Last night we stayed in and watched scary movies. I had a long day at work and was not in the mood to go out. Fridays are always busy because inevitably we will get a handful of “stat” patients that cause our schedule to run behind. We don’t mind it, it just makes for a busier day. On the topic of work, it is going great. I am right back into the swing of things and am very happy with the work I am doing.
This weekend we will get some yard work done, I have homework and studying to get through along with the usual chores. That is all fine with me, the week is so loud with ringing phones and constant conversations I look forward to the quite on the weekends. Tonight we are going to a costume party though. Todd is dressing up as a doctor, again. He does not like to dress up so a few years back my girlfriend that works in medical as well got him a pair of the standard scrubs and a disposable stethoscope. This is his go-to costume when forced to dress up. I on the other hand love to dress up, specifically I love to wear wigs. I think they are so fun, I have a bunch in a wide array of colors. Tonight I am doing blue with black highlights and I am dressing up in my candy land costume. I wore it a few years back and have not worn it since. It was custom-made so it would be nice to get a few wears out of it, tonight is the perfect opportunity.
We have had some beautiful autumn mornings of late and evening more stunning have been the evenings. 5:00 is my favorite time of day in the fall, the whole world looks beautiful in the 5:00 light. Todd and I went on a night walk Friday in the neighborhood.

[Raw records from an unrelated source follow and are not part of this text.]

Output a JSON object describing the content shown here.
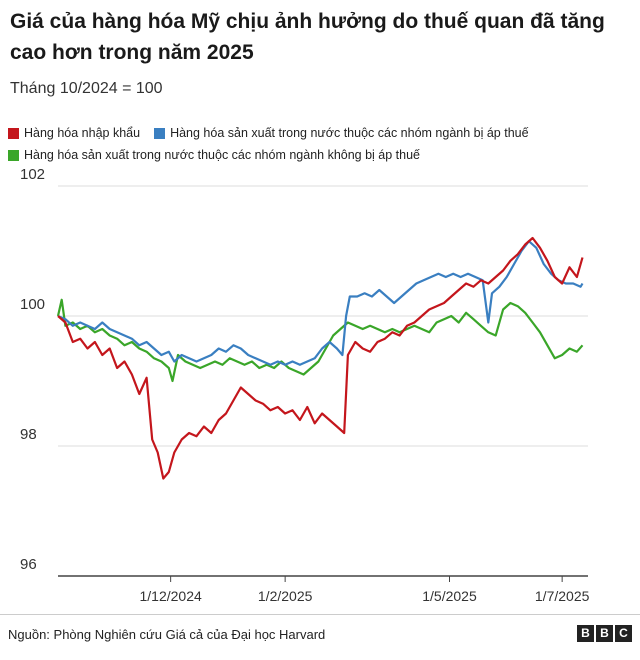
{
  "title": "Giá của hàng hóa Mỹ chịu ảnh hưởng do thuế quan đã tăng cao hơn trong năm 2025",
  "subtitle": "Tháng 10/2024 = 100",
  "source": "Nguồn: Phòng Nghiên cứu Giá cả của Đại học Harvard",
  "logo": [
    "B",
    "B",
    "C"
  ],
  "colors": {
    "red": "#c4161c",
    "blue": "#3a7fc1",
    "green": "#3aa629",
    "grid": "#dddddd",
    "axis": "#444444"
  },
  "chart_data": {
    "type": "line",
    "title": "Giá của hàng hóa Mỹ chịu ảnh hưởng do thuế quan đã tăng cao hơn trong năm 2025",
    "subtitle": "Tháng 10/2024 = 100",
    "xlabel": "",
    "ylabel": "",
    "ylim": [
      96,
      102
    ],
    "yticks": [
      96,
      98,
      100,
      102
    ],
    "xlim": [
      "2024-10-01",
      "2025-07-15"
    ],
    "xticks": [
      {
        "date": "2024-12-01",
        "label": "1/12/2024"
      },
      {
        "date": "2025-02-01",
        "label": "1/2/2025"
      },
      {
        "date": "2025-05-01",
        "label": "1/5/2025"
      },
      {
        "date": "2025-07-01",
        "label": "1/7/2025"
      }
    ],
    "grid": true,
    "legend": "top",
    "series": [
      {
        "name": "Hàng hóa nhập khẩu",
        "color": "#c4161c",
        "points": [
          [
            "2024-10-01",
            100.0
          ],
          [
            "2024-10-05",
            99.9
          ],
          [
            "2024-10-09",
            99.6
          ],
          [
            "2024-10-13",
            99.65
          ],
          [
            "2024-10-17",
            99.5
          ],
          [
            "2024-10-21",
            99.6
          ],
          [
            "2024-10-25",
            99.4
          ],
          [
            "2024-10-29",
            99.5
          ],
          [
            "2024-11-02",
            99.2
          ],
          [
            "2024-11-06",
            99.3
          ],
          [
            "2024-11-10",
            99.1
          ],
          [
            "2024-11-14",
            98.8
          ],
          [
            "2024-11-18",
            99.05
          ],
          [
            "2024-11-21",
            98.1
          ],
          [
            "2024-11-24",
            97.9
          ],
          [
            "2024-11-27",
            97.5
          ],
          [
            "2024-11-30",
            97.6
          ],
          [
            "2024-12-03",
            97.9
          ],
          [
            "2024-12-07",
            98.1
          ],
          [
            "2024-12-11",
            98.2
          ],
          [
            "2024-12-15",
            98.15
          ],
          [
            "2024-12-19",
            98.3
          ],
          [
            "2024-12-23",
            98.2
          ],
          [
            "2024-12-27",
            98.4
          ],
          [
            "2024-12-31",
            98.5
          ],
          [
            "2025-01-04",
            98.7
          ],
          [
            "2025-01-08",
            98.9
          ],
          [
            "2025-01-12",
            98.8
          ],
          [
            "2025-01-16",
            98.7
          ],
          [
            "2025-01-20",
            98.65
          ],
          [
            "2025-01-24",
            98.55
          ],
          [
            "2025-01-28",
            98.6
          ],
          [
            "2025-02-01",
            98.5
          ],
          [
            "2025-02-05",
            98.55
          ],
          [
            "2025-02-09",
            98.4
          ],
          [
            "2025-02-13",
            98.6
          ],
          [
            "2025-02-17",
            98.35
          ],
          [
            "2025-02-21",
            98.5
          ],
          [
            "2025-02-25",
            98.4
          ],
          [
            "2025-03-01",
            98.3
          ],
          [
            "2025-03-05",
            98.2
          ],
          [
            "2025-03-07",
            99.4
          ],
          [
            "2025-03-11",
            99.6
          ],
          [
            "2025-03-15",
            99.5
          ],
          [
            "2025-03-19",
            99.45
          ],
          [
            "2025-03-23",
            99.6
          ],
          [
            "2025-03-27",
            99.65
          ],
          [
            "2025-03-31",
            99.75
          ],
          [
            "2025-04-04",
            99.7
          ],
          [
            "2025-04-08",
            99.85
          ],
          [
            "2025-04-12",
            99.9
          ],
          [
            "2025-04-16",
            100.0
          ],
          [
            "2025-04-20",
            100.1
          ],
          [
            "2025-04-24",
            100.15
          ],
          [
            "2025-04-28",
            100.2
          ],
          [
            "2025-05-02",
            100.3
          ],
          [
            "2025-05-06",
            100.4
          ],
          [
            "2025-05-10",
            100.5
          ],
          [
            "2025-05-14",
            100.45
          ],
          [
            "2025-05-18",
            100.55
          ],
          [
            "2025-05-22",
            100.5
          ],
          [
            "2025-05-26",
            100.6
          ],
          [
            "2025-05-30",
            100.7
          ],
          [
            "2025-06-03",
            100.85
          ],
          [
            "2025-06-07",
            100.95
          ],
          [
            "2025-06-11",
            101.1
          ],
          [
            "2025-06-15",
            101.2
          ],
          [
            "2025-06-19",
            101.05
          ],
          [
            "2025-06-23",
            100.85
          ],
          [
            "2025-06-27",
            100.6
          ],
          [
            "2025-07-01",
            100.5
          ],
          [
            "2025-07-05",
            100.75
          ],
          [
            "2025-07-09",
            100.6
          ],
          [
            "2025-07-12",
            100.9
          ]
        ]
      },
      {
        "name": "Hàng hóa sản xuất trong nước thuộc các nhóm ngành bị áp thuế",
        "color": "#3a7fc1",
        "points": [
          [
            "2024-10-01",
            100.0
          ],
          [
            "2024-10-05",
            99.95
          ],
          [
            "2024-10-09",
            99.85
          ],
          [
            "2024-10-13",
            99.9
          ],
          [
            "2024-10-17",
            99.85
          ],
          [
            "2024-10-21",
            99.8
          ],
          [
            "2024-10-25",
            99.9
          ],
          [
            "2024-10-29",
            99.8
          ],
          [
            "2024-11-02",
            99.75
          ],
          [
            "2024-11-06",
            99.7
          ],
          [
            "2024-11-10",
            99.65
          ],
          [
            "2024-11-14",
            99.55
          ],
          [
            "2024-11-18",
            99.6
          ],
          [
            "2024-11-22",
            99.5
          ],
          [
            "2024-11-26",
            99.4
          ],
          [
            "2024-11-30",
            99.45
          ],
          [
            "2024-12-03",
            99.3
          ],
          [
            "2024-12-07",
            99.4
          ],
          [
            "2024-12-11",
            99.35
          ],
          [
            "2024-12-15",
            99.3
          ],
          [
            "2024-12-19",
            99.35
          ],
          [
            "2024-12-23",
            99.4
          ],
          [
            "2024-12-27",
            99.5
          ],
          [
            "2024-12-31",
            99.45
          ],
          [
            "2025-01-04",
            99.55
          ],
          [
            "2025-01-08",
            99.5
          ],
          [
            "2025-01-12",
            99.4
          ],
          [
            "2025-01-16",
            99.35
          ],
          [
            "2025-01-20",
            99.3
          ],
          [
            "2025-01-24",
            99.25
          ],
          [
            "2025-01-28",
            99.3
          ],
          [
            "2025-02-01",
            99.25
          ],
          [
            "2025-02-05",
            99.3
          ],
          [
            "2025-02-09",
            99.25
          ],
          [
            "2025-02-13",
            99.3
          ],
          [
            "2025-02-17",
            99.35
          ],
          [
            "2025-02-21",
            99.5
          ],
          [
            "2025-02-25",
            99.6
          ],
          [
            "2025-03-01",
            99.5
          ],
          [
            "2025-03-04",
            99.4
          ],
          [
            "2025-03-06",
            100.0
          ],
          [
            "2025-03-08",
            100.3
          ],
          [
            "2025-03-12",
            100.3
          ],
          [
            "2025-03-16",
            100.35
          ],
          [
            "2025-03-20",
            100.3
          ],
          [
            "2025-03-24",
            100.4
          ],
          [
            "2025-03-28",
            100.3
          ],
          [
            "2025-04-01",
            100.2
          ],
          [
            "2025-04-05",
            100.3
          ],
          [
            "2025-04-09",
            100.4
          ],
          [
            "2025-04-13",
            100.5
          ],
          [
            "2025-04-17",
            100.55
          ],
          [
            "2025-04-21",
            100.6
          ],
          [
            "2025-04-25",
            100.65
          ],
          [
            "2025-04-29",
            100.6
          ],
          [
            "2025-05-03",
            100.65
          ],
          [
            "2025-05-07",
            100.6
          ],
          [
            "2025-05-11",
            100.65
          ],
          [
            "2025-05-15",
            100.6
          ],
          [
            "2025-05-19",
            100.55
          ],
          [
            "2025-05-22",
            99.9
          ],
          [
            "2025-05-24",
            100.35
          ],
          [
            "2025-05-28",
            100.45
          ],
          [
            "2025-06-01",
            100.6
          ],
          [
            "2025-06-05",
            100.8
          ],
          [
            "2025-06-09",
            101.0
          ],
          [
            "2025-06-13",
            101.15
          ],
          [
            "2025-06-17",
            101.05
          ],
          [
            "2025-06-21",
            100.8
          ],
          [
            "2025-06-25",
            100.65
          ],
          [
            "2025-06-29",
            100.55
          ],
          [
            "2025-07-03",
            100.5
          ],
          [
            "2025-07-07",
            100.5
          ],
          [
            "2025-07-11",
            100.45
          ],
          [
            "2025-07-12",
            100.5
          ]
        ]
      },
      {
        "name": "Hàng hóa sản xuất trong nước thuộc các nhóm ngành không bị áp thuế",
        "color": "#3aa629",
        "points": [
          [
            "2024-10-01",
            100.0
          ],
          [
            "2024-10-03",
            100.25
          ],
          [
            "2024-10-05",
            99.85
          ],
          [
            "2024-10-09",
            99.9
          ],
          [
            "2024-10-13",
            99.8
          ],
          [
            "2024-10-17",
            99.85
          ],
          [
            "2024-10-21",
            99.75
          ],
          [
            "2024-10-25",
            99.8
          ],
          [
            "2024-10-29",
            99.7
          ],
          [
            "2024-11-02",
            99.65
          ],
          [
            "2024-11-06",
            99.55
          ],
          [
            "2024-11-10",
            99.6
          ],
          [
            "2024-11-14",
            99.5
          ],
          [
            "2024-11-18",
            99.45
          ],
          [
            "2024-11-22",
            99.35
          ],
          [
            "2024-11-26",
            99.3
          ],
          [
            "2024-11-30",
            99.2
          ],
          [
            "2024-12-02",
            99.0
          ],
          [
            "2024-12-05",
            99.4
          ],
          [
            "2024-12-09",
            99.3
          ],
          [
            "2024-12-13",
            99.25
          ],
          [
            "2024-12-17",
            99.2
          ],
          [
            "2024-12-21",
            99.25
          ],
          [
            "2024-12-25",
            99.3
          ],
          [
            "2024-12-29",
            99.25
          ],
          [
            "2025-01-02",
            99.35
          ],
          [
            "2025-01-06",
            99.3
          ],
          [
            "2025-01-10",
            99.25
          ],
          [
            "2025-01-14",
            99.3
          ],
          [
            "2025-01-18",
            99.2
          ],
          [
            "2025-01-22",
            99.25
          ],
          [
            "2025-01-26",
            99.2
          ],
          [
            "2025-01-30",
            99.3
          ],
          [
            "2025-02-03",
            99.2
          ],
          [
            "2025-02-07",
            99.15
          ],
          [
            "2025-02-11",
            99.1
          ],
          [
            "2025-02-15",
            99.2
          ],
          [
            "2025-02-19",
            99.3
          ],
          [
            "2025-02-23",
            99.5
          ],
          [
            "2025-02-27",
            99.7
          ],
          [
            "2025-03-03",
            99.8
          ],
          [
            "2025-03-07",
            99.9
          ],
          [
            "2025-03-11",
            99.85
          ],
          [
            "2025-03-15",
            99.8
          ],
          [
            "2025-03-19",
            99.85
          ],
          [
            "2025-03-23",
            99.8
          ],
          [
            "2025-03-27",
            99.75
          ],
          [
            "2025-03-31",
            99.8
          ],
          [
            "2025-04-04",
            99.75
          ],
          [
            "2025-04-08",
            99.8
          ],
          [
            "2025-04-12",
            99.85
          ],
          [
            "2025-04-16",
            99.8
          ],
          [
            "2025-04-20",
            99.75
          ],
          [
            "2025-04-24",
            99.9
          ],
          [
            "2025-04-28",
            99.95
          ],
          [
            "2025-05-02",
            100.0
          ],
          [
            "2025-05-06",
            99.9
          ],
          [
            "2025-05-10",
            100.05
          ],
          [
            "2025-05-14",
            99.95
          ],
          [
            "2025-05-18",
            99.85
          ],
          [
            "2025-05-22",
            99.75
          ],
          [
            "2025-05-26",
            99.7
          ],
          [
            "2025-05-30",
            100.1
          ],
          [
            "2025-06-03",
            100.2
          ],
          [
            "2025-06-07",
            100.15
          ],
          [
            "2025-06-11",
            100.05
          ],
          [
            "2025-06-15",
            99.9
          ],
          [
            "2025-06-19",
            99.75
          ],
          [
            "2025-06-23",
            99.55
          ],
          [
            "2025-06-27",
            99.35
          ],
          [
            "2025-07-01",
            99.4
          ],
          [
            "2025-07-05",
            99.5
          ],
          [
            "2025-07-09",
            99.45
          ],
          [
            "2025-07-12",
            99.55
          ]
        ]
      }
    ]
  }
}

It was so pretty. The weather was nice and a lot of the houses on our street were decorated with lights and pumpkins for Halloween. We went all the way down to the lake and sat under the oak tree with the bench and just looked at the city skyline all lit up. While we were sitting there an owl swooped in and perched itself on a branch above us. It was so quiet when it flew up, had I not seen the dark outline of it I would have never known it was there.
The weather has cooled slightly, not enough to get you really excited for the season but it will get there. This Sunday morning is especially beautiful. Not a cloud in the sky, a slight breeze moving the leaves and every couple of minutes I can hear an acorn fall from our oak tree on to the roof of my reading room.
Yesterday Todd and I went to lunch with my Mom’s side of the family to celebrate the September/October birthdays. It was fun. Later in the evening we went to a church carnival with my family to play bingo. Todd and I both won one round of Bingo a piece, 10.00 all together. 🙂 It was fun. Not to get gushy but I love him so much. We have so much fun together and we get each other. He is a good man, I count myself lucky.
Staying on the topic of Toddles, I found out yesterday that I will be going home with him for Christmas! We will be in Illinois for two weeks. I am hoping for a white Christmas. I have never seen snow so I am over-the-moon excited about the possibility! I am just so excited to have a reason to wear all these fun pea coats I have too. We get a winter here but I have never experienced a northern winter. I know it will be cold but I cant wait! I just know I will be day dreaming about from now until December.